Many companies looking to improve their forecasting process don’t know where to start. It can be confusing to contend with learning new statistical methods, making sure data is properly structured and updated, agreeing on who “owns” the forecast, defining what ownership means, and measuring accuracy. Having seen this over forty-plus years of practice, we wrote this blog to outline the core focus and to encourage you to keep it simple early on.

1. Objectivity. First, understand and communicate that the Demand Planning and Forecasting process is an exercise in objectivity. The focus is on getting inputs from various sources (stakeholders, customers, functional managers, databases, suppliers, etc.) and deciding whether those inputs add value. For example, if you override a statistical forecast and add 20% to the projection, you should not just assume that you automatically got it right. Instead, be objective and check whether that override increased or decreased forecast accuracy. If you find that your overrides made things worse, you’ve gained something: This informs the process and you know to better scrutinize override decisions in the future.

2.  Teamwork. Recognize that forecasting and demand planning are team sports. Agree on who will captain the team. The captain is responsible for creating the baseline statistical forecasts and supervising the demand planning process. But results depend on everyone on the team making positive contributions, providing data, suggesting alternative methodologies, questioning assumptions, and executing recommended actions. The final results are owned by the company and every single stakeholder.

3. Measurement. Don’t fixate on industry forecast accuracy benchmarks. Every SKU has its own level of “forecastability”, and you may be managing any number of difficult items. Instead, create your own benchmarks based on a sequence of increasingly advanced forecasting methods. Advanced statistical forecasts may seem dauntingly complex at first, so start simple with a basic method, such as forecasting the historical average demand. Then measure how close that simple forecast comes to the actual observed demand. Work up from there to techniques that deal with complications like trend and seasonality. Measure progress using accuracy metrics calculated by your software, such as the mean absolute percentage error (MAPE). This will allow your company to get a little bit better each forecast cycle.

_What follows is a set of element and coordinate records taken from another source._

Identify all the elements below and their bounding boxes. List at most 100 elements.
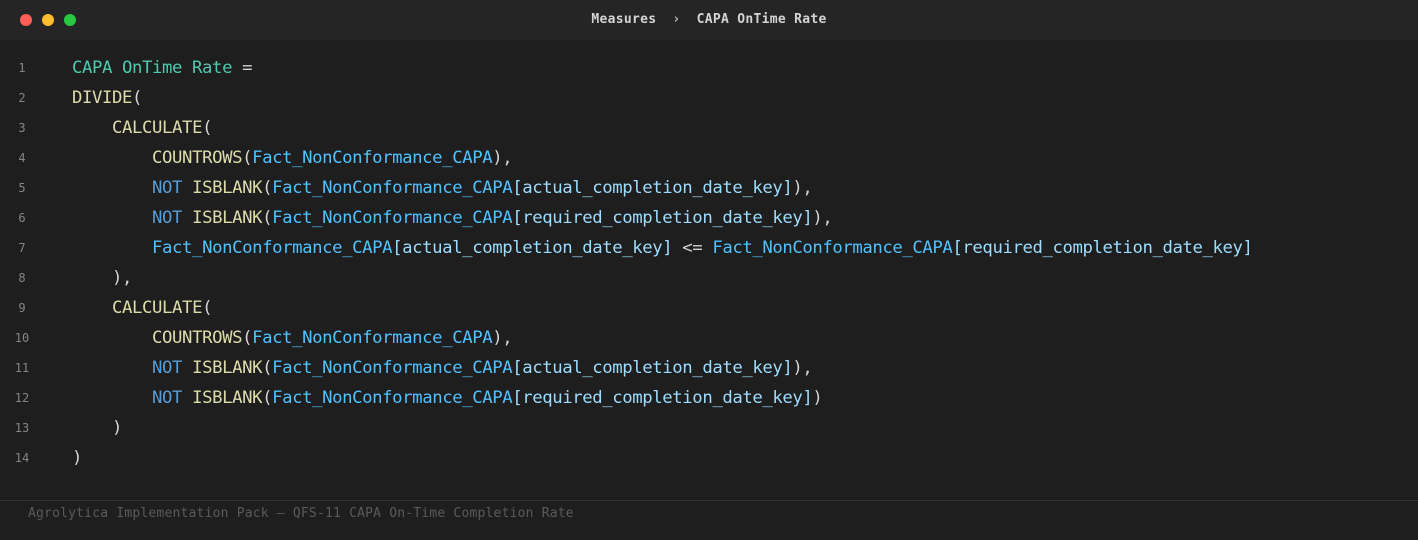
code-text: NOT ISBLANK(Fact_NonConformance_CAPA[act…: [72, 173, 813, 203]
line-number: 14: [14, 451, 30, 465]
code-text: NOT ISBLANK(Fact_NonConformance_CAPA[req…: [72, 203, 833, 233]
line-number: 8: [18, 271, 26, 285]
code-line[interactable]: 4 COUNTROWS(Fact_NonConformance_CAPA),: [0, 143, 1418, 173]
line-number: 3: [18, 121, 26, 135]
breadcrumb-current: CAPA OnTime Rate: [696, 12, 827, 27]
code-token: ): [72, 448, 83, 468]
code-line[interactable]: 7 Fact_NonConformance_CAPA[actual_comple…: [0, 233, 1418, 263]
line-number: 6: [18, 211, 26, 225]
code-token: ),: [792, 358, 813, 378]
code-token: [actual_completion_date_key]: [392, 238, 673, 258]
code-token: NOT: [152, 388, 183, 408]
code-line[interactable]: 11 NOT ISBLANK(Fact_NonConformance_CAPA[…: [0, 353, 1418, 383]
code-text: ): [72, 443, 82, 473]
line-number: 13: [14, 421, 30, 435]
code-token: (: [262, 358, 273, 378]
code-token: [required_completion_date_key]: [952, 238, 1253, 258]
code-text: NOT ISBLANK(Fact_NonConformance_CAPA[act…: [72, 353, 813, 383]
code-token: Fact_NonConformance_CAPA: [272, 208, 513, 228]
code-token: ),: [492, 148, 513, 168]
code-line[interactable]: 5 NOT ISBLANK(Fact_NonConformance_CAPA[a…: [0, 173, 1418, 203]
code-text: NOT ISBLANK(Fact_NonConformance_CAPA[req…: [72, 383, 823, 413]
code-token: ),: [812, 208, 833, 228]
code-text: ): [72, 413, 122, 443]
line-number: 7: [18, 241, 26, 255]
code-token: ),: [792, 178, 813, 198]
code-token: (: [262, 208, 273, 228]
line-number: 9: [18, 301, 26, 315]
code-token: CALCULATE: [112, 118, 203, 138]
code-line[interactable]: 9 CALCULATE(: [0, 293, 1418, 323]
code-text: COUNTROWS(Fact_NonConformance_CAPA),: [72, 323, 513, 353]
code-editor[interactable]: 1 CAPA OnTime Rate = 2 DIVIDE(3 CALCULATE(4…: [0, 53, 1418, 473]
code-text: COUNTROWS(Fact_NonConformance_CAPA),: [72, 143, 513, 173]
code-line[interactable]: 8 ),: [0, 263, 1418, 293]
code-text: DIVIDE(: [72, 83, 142, 113]
line-number: 10: [14, 331, 30, 345]
code-token: Fact_NonConformance_CAPA: [272, 178, 513, 198]
code-token: <=: [672, 238, 713, 258]
code-token: =: [232, 58, 253, 78]
breadcrumb-separator-icon: ›: [672, 12, 681, 27]
code-line[interactable]: 1 CAPA OnTime Rate =: [0, 53, 1418, 83]
code-token: Fact_NonConformance_CAPA: [272, 358, 513, 378]
code-token: (: [242, 328, 253, 348]
line-number: 2: [18, 91, 26, 105]
code-token: [required_completion_date_key]: [512, 388, 813, 408]
line-number: 1: [18, 61, 26, 75]
code-text: CALCULATE(: [72, 113, 212, 143]
code-line[interactable]: 12 NOT ISBLANK(Fact_NonConformance_CAPA[…: [0, 383, 1418, 413]
title-bar: Measures › CAPA OnTime Rate: [0, 0, 1418, 40]
code-token: (: [262, 178, 273, 198]
breadcrumb-parent[interactable]: Measures: [591, 12, 656, 27]
code-window: Measures › CAPA OnTime Rate 1 CAPA OnTime R…: [0, 0, 1418, 540]
code-token: NOT: [152, 178, 183, 198]
code-token: [required_completion_date_key]: [512, 208, 813, 228]
code-token: CAPA OnTime Rate: [72, 58, 233, 78]
code-line[interactable]: 2 DIVIDE(: [0, 83, 1418, 113]
code-token: COUNTROWS: [152, 148, 243, 168]
code-token: (: [242, 148, 253, 168]
code-token: CALCULATE: [112, 298, 203, 318]
footer-caption: Agrolytica Implementation Pack — QFS-11 …: [28, 506, 574, 521]
code-token: NOT: [152, 208, 183, 228]
code-line[interactable]: 13 ): [0, 413, 1418, 443]
code-token: Fact_NonConformance_CAPA: [152, 238, 393, 258]
code-token: (: [132, 88, 143, 108]
code-token: (: [202, 298, 213, 318]
code-token: ISBLANK: [192, 178, 263, 198]
breadcrumb: Measures › CAPA OnTime Rate: [0, 0, 1418, 40]
code-text: ),: [72, 263, 132, 293]
code-text: Fact_NonConformance_CAPA[actual_completi…: [72, 233, 1253, 263]
code-token: DIVIDE: [72, 88, 133, 108]
code-line[interactable]: 10 COUNTROWS(Fact_NonConformance_CAPA),: [0, 323, 1418, 353]
code-token: ): [812, 388, 823, 408]
code-token: Fact_NonConformance_CAPA: [272, 388, 513, 408]
code-line[interactable]: 14): [0, 443, 1418, 473]
code-text: CAPA OnTime Rate =: [72, 53, 252, 83]
code-line[interactable]: 3 CALCULATE(: [0, 113, 1418, 143]
code-token: ): [112, 418, 123, 438]
code-token: Fact_NonConformance_CAPA: [252, 328, 493, 348]
code-token: [actual_completion_date_key]: [512, 178, 793, 198]
code-token: ISBLANK: [192, 208, 263, 228]
code-text: CALCULATE(: [72, 293, 212, 323]
code-token: ),: [492, 328, 513, 348]
code-token: NOT: [152, 358, 183, 378]
code-line[interactable]: 6 NOT ISBLANK(Fact_NonConformance_CAPA[r…: [0, 203, 1418, 233]
code-token: COUNTROWS: [152, 328, 243, 348]
footer: Agrolytica Implementation Pack — QFS-11 …: [0, 500, 1418, 540]
line-number: 4: [18, 151, 26, 165]
line-number: 5: [18, 181, 26, 195]
code-token: ISBLANK: [192, 388, 263, 408]
code-token: ISBLANK: [192, 358, 263, 378]
line-number: 12: [14, 391, 30, 405]
code-token: [actual_completion_date_key]: [512, 358, 793, 378]
code-token: Fact_NonConformance_CAPA: [252, 148, 493, 168]
line-number: 11: [14, 361, 30, 375]
code-token: Fact_NonConformance_CAPA: [712, 238, 953, 258]
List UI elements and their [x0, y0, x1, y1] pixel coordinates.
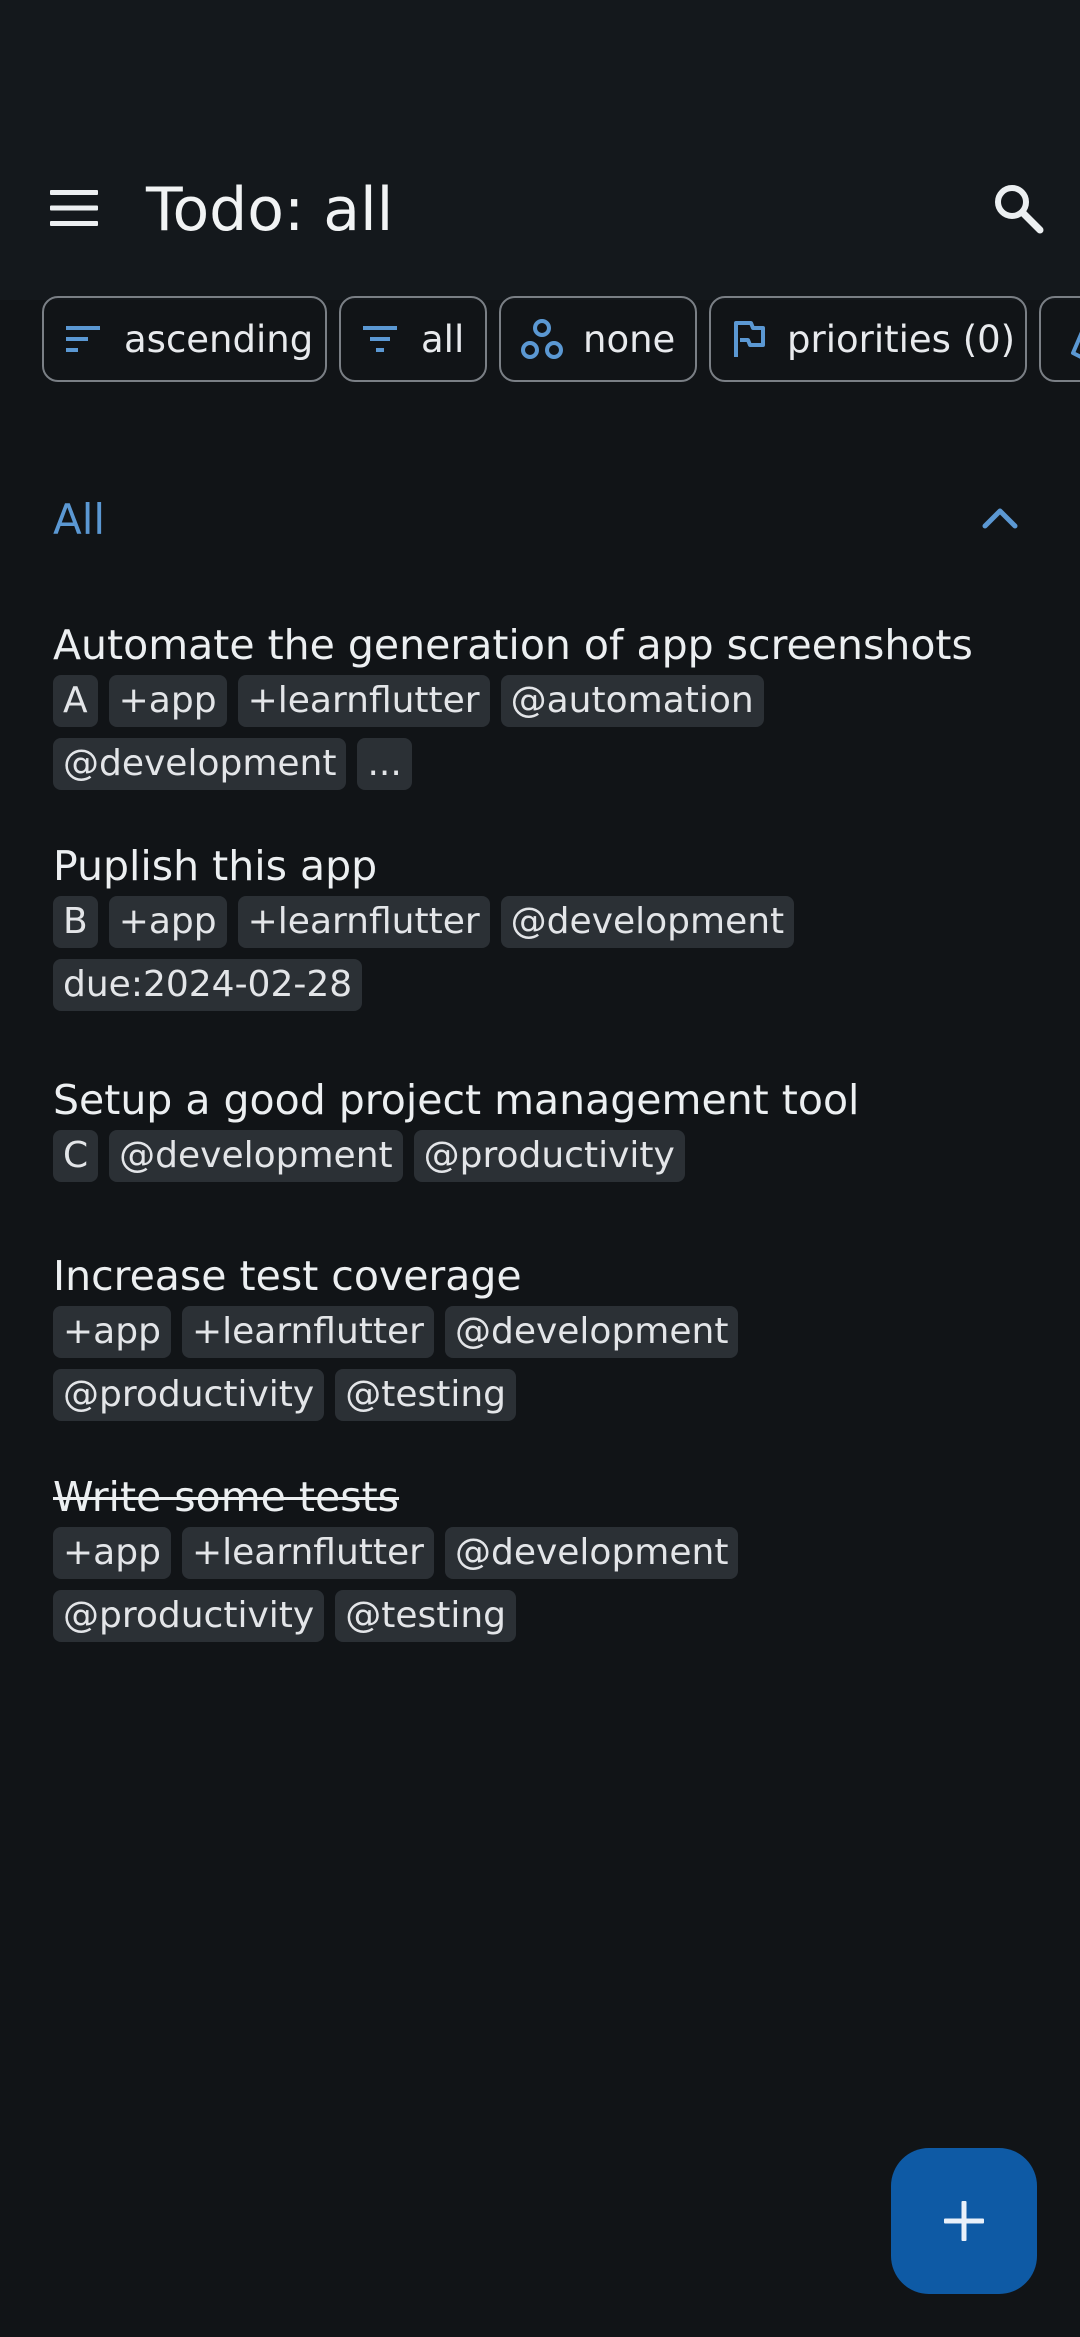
- todo-item[interactable]: Setup a good project management tool C @…: [53, 1072, 1043, 1193]
- priority-tag: A: [53, 675, 98, 727]
- project-tag: +learnflutter: [237, 896, 490, 948]
- priorities-chip[interactable]: priorities (0): [709, 296, 1027, 382]
- section-header[interactable]: All: [0, 480, 1080, 560]
- project-tag: +app: [53, 1527, 171, 1579]
- section-title: All: [53, 495, 106, 544]
- priority-tag: B: [53, 896, 98, 948]
- todo-title: Puplish this app: [53, 842, 378, 890]
- context-tag: @productivity: [53, 1590, 325, 1642]
- app-bar: Todo: all: [0, 0, 1080, 300]
- project-tag: +learnflutter: [237, 675, 490, 727]
- collapse-button[interactable]: [970, 488, 1030, 548]
- more-filter-chip[interactable]: [1039, 296, 1080, 382]
- project-tag: +app: [108, 896, 227, 948]
- context-tag: @development: [444, 1527, 739, 1579]
- todo-title: Increase test coverage: [53, 1252, 522, 1300]
- chevron-up-icon: [982, 508, 1018, 529]
- due-date-tag: due:2024-02-28: [53, 959, 363, 1011]
- project-tag: +learnflutter: [181, 1306, 434, 1358]
- filter-icon: [361, 317, 401, 361]
- todo-item-completed[interactable]: Write some tests +app +learnflutter @dev…: [53, 1469, 1043, 1653]
- todo-item[interactable]: Automate the generation of app screensho…: [53, 617, 1043, 801]
- search-icon: [995, 185, 1044, 234]
- context-tag: @development: [109, 1130, 403, 1182]
- hamburger-menu-icon: [50, 190, 98, 226]
- group-icon: [521, 317, 563, 361]
- context-tag: @testing: [335, 1590, 517, 1642]
- todo-title: Setup a good project management tool: [53, 1076, 860, 1124]
- priority-tag: C: [53, 1130, 99, 1182]
- context-tag: @productivity: [413, 1130, 685, 1182]
- tag-list: +app +learnflutter @development @product…: [53, 1306, 1013, 1432]
- todo-item[interactable]: Increase test coverage +app +learnflutte…: [53, 1248, 1043, 1432]
- tag-list: +app +learnflutter @development @product…: [53, 1527, 1013, 1653]
- group-by-label: none: [583, 317, 676, 361]
- todo-item[interactable]: Puplish this app B +app +learnflutter @d…: [53, 838, 1043, 1022]
- todo-title: Write some tests: [53, 1473, 400, 1521]
- context-tag: @development: [444, 1306, 739, 1358]
- search-button[interactable]: [970, 160, 1066, 256]
- sort-order-chip[interactable]: ascending: [42, 296, 327, 382]
- tag-icon: [1061, 317, 1080, 361]
- page-title: Todo: all: [146, 175, 394, 245]
- context-tag: @automation: [500, 675, 764, 727]
- context-tag: @productivity: [53, 1369, 325, 1421]
- tag-list: B +app +learnflutter @development due:20…: [53, 896, 1013, 1022]
- filter-label: all: [421, 317, 465, 361]
- menu-button[interactable]: [28, 162, 120, 254]
- context-tag: @development: [53, 738, 347, 790]
- project-tag: +app: [108, 675, 227, 727]
- tag-list: A +app +learnflutter @automation @develo…: [53, 675, 1013, 801]
- flag-icon: [731, 317, 767, 361]
- project-tag: +app: [53, 1306, 171, 1358]
- priorities-label: priorities (0): [787, 317, 1016, 361]
- more-tags: ...: [357, 738, 412, 790]
- project-tag: +learnflutter: [181, 1527, 434, 1579]
- group-by-chip[interactable]: none: [499, 296, 697, 382]
- sort-order-label: ascending: [124, 317, 314, 361]
- todo-title: Automate the generation of app screensho…: [53, 621, 973, 669]
- tag-list: C @development @productivity: [53, 1130, 1013, 1193]
- context-tag: @testing: [335, 1369, 517, 1421]
- sort-icon: [64, 317, 104, 361]
- filter-chip-row: ascending all none priorities (0): [0, 296, 1080, 386]
- filter-chip[interactable]: all: [339, 296, 487, 382]
- context-tag: @development: [500, 896, 795, 948]
- add-todo-button[interactable]: [891, 2148, 1037, 2294]
- plus-icon: [944, 2201, 984, 2241]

4. Tempo. Then focus efforts on making forecasting a standalone process that isn’t combined with the complex process of inventory optimization. Inventory management is built on a foundation of sound demand forecasting, but it is focused on other topics: what to purchase, when to purchase, minimum order quantities, safety stocks, inventory levels, supplier lead times, etc. Let inventory management go to later. First build up “forecasting muscle” by creating, reviewing, and evolving the forecasting process to have a regular cadence. When your process is sufficiently matured, catch up with the increasing speed of business by increasing the tempo of your forecasting process to at least a monthly cadence.

Remarks

Revising a company’s forecasting process can be a major step. Sometimes it happens when there is executive turnover, sometimes when there is a new ERP system, sometimes when there is new forecasting software. Whatever the precipitating event, this change is an opportunity to rethink and refine whatever process you had before. But trying to eat the whole elephant in one go is a mistake. In this blog, we’ve outlined some discrete steps you can take to make for a successful evolution to a better forecasting process.